There must be some silence in your family: sitting in the living room together without anything “on?” Rules for quiet time (no electronics after 9pm)? Even just a simple space of silence like a pause between rosary mysteries.
b.) Four areas of daily prayer practice:
- the Eucharist (Mass, adoration, spiritual communion)
- Our Lady (angelus, rosary, novenas, invocations)
- Reading: Scripture and lives of the saints
- Penance: sacramental and devotional
c.) Elements of a routine:
- morning offering: hit the ground on our knees, begin day on our knees
- daily Mass: a few times a week (at least once a week). Personally, a priest needs to see some folks at Mass who are there more from desire than mere obligation.
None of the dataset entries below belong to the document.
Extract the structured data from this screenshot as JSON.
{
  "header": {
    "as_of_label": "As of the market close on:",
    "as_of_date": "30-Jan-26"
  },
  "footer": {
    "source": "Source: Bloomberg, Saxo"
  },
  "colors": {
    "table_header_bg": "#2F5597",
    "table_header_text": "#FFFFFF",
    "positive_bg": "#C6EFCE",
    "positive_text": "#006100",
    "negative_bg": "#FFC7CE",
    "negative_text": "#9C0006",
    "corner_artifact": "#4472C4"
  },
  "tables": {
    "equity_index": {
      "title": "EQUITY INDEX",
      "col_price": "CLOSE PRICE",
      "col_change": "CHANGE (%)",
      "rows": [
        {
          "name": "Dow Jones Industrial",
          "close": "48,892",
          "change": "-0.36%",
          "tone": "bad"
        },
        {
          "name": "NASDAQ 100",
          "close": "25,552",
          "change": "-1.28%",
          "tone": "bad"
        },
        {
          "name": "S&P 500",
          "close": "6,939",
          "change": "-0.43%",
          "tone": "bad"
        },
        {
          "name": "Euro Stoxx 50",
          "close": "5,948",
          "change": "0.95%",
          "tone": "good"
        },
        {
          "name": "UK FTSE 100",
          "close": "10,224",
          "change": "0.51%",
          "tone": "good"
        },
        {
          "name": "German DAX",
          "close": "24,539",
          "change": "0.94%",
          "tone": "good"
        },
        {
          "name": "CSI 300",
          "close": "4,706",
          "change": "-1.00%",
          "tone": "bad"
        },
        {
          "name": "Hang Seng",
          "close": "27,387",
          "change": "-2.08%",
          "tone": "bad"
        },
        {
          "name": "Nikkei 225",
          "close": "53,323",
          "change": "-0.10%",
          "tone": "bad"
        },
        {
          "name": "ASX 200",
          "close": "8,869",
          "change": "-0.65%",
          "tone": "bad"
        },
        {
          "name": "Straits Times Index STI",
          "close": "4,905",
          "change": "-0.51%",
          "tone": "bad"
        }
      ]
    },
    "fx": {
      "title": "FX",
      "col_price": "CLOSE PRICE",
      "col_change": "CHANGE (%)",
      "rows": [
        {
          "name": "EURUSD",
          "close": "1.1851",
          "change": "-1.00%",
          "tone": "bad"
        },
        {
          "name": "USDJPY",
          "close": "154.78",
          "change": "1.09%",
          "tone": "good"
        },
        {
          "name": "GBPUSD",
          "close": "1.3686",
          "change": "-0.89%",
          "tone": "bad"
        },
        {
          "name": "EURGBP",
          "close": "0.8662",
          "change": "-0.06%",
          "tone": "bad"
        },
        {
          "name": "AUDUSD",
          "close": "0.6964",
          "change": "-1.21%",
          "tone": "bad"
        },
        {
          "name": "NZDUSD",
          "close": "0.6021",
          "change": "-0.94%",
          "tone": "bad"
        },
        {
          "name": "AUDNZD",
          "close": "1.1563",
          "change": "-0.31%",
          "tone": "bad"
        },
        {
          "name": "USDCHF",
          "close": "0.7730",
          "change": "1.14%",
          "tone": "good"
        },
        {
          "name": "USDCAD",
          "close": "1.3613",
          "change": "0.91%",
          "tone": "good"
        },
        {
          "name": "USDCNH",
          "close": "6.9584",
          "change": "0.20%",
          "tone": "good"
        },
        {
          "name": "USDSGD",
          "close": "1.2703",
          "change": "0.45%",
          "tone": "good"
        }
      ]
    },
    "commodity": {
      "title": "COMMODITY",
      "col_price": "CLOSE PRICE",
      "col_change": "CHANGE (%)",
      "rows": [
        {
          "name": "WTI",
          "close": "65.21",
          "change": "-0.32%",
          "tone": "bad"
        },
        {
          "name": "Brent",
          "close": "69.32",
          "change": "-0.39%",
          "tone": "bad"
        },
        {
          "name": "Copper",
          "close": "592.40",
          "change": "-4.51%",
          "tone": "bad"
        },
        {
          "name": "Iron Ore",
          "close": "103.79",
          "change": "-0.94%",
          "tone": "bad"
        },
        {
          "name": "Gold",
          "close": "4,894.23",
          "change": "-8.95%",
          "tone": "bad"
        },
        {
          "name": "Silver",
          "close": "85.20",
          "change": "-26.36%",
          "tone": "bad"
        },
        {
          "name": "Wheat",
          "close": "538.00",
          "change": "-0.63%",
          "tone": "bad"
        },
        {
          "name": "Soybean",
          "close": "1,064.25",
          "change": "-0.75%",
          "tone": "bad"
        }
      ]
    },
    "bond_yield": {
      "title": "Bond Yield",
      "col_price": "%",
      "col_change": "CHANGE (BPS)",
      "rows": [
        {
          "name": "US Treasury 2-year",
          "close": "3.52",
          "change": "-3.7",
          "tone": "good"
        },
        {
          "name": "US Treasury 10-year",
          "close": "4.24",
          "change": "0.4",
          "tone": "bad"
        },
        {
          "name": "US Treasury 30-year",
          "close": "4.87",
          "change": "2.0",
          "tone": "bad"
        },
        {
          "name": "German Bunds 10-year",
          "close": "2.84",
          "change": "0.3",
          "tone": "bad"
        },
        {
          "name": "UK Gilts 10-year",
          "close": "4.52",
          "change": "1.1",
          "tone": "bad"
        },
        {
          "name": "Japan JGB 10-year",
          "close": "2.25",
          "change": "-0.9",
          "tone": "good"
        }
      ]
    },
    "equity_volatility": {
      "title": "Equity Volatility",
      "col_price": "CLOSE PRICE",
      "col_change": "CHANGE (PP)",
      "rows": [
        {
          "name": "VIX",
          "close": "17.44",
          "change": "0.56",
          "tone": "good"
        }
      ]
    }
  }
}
- daily rosary and/or angelus: use pictures if helpful
- Bible reading few times a week: can integrate into rosary, or if you teach the catechism to your children. Perhaps reading the Sunday or daily readings with your children. The heart of the “Oratory” is “familiar discourse on the Word of God.” No Christian is literate until he has read the Bible
- weekly adoration hour: training children to sit in silence. Our PSR kids were so unruly until they came to the BS chapel.
- confession every few weeks: Mom would promise us the lighting of one votive candle and sweeten the deal with ice cream afterwards
- daily examination of conscience: St. Ignatius’ non-negotiable. Daily personal encounter.
- annual retreat or youth camp: retreats (change of time and place) are irreplaceable. Some things come into or out of a person only during retreats.
- annual pilgrimage to local shrine: exciting, physical—good for boys
That you may know God
The family is not an end in itself. It is a means to God. If God is first in our families, all our relationships will be golden, even when they are difficult. “If your prayer life is right, your community life will be perfectly alright,” MT.
Perfect prayer is the response of Our Lady at the Annunciation. She was presumably at prayer when the angel came to her, and she made that act of entrustment to God. The Holy Family was holy because God invited it to be holy, and Mary (and Joseph) accepted that invitation. The perfection of the human person is an intersection of the divine will and the human will, God’s gift and man’s reciprocity. We know that God’s will is our sanctification. He wants every family to be holy. The question is, what is our will? Do we want to be holy? And the answer is: yes, we do. The human heart longs for God, and longs for holiness, even when it is deceived. We are all deceived, beguiled, to some extent. Let us pray more, and pray better: “For this reason,” Paul writes in Eph 3, “I kneel before the Father, from whom every family in heaven and on earth is named, that … Christ may dwell in your hearts through faith; that you, rooted and grounded in love, may have strength to comprehend with all the holy ones what is the breadth and length and height and depth, and to know the love of Christ that surpasses knowledge.”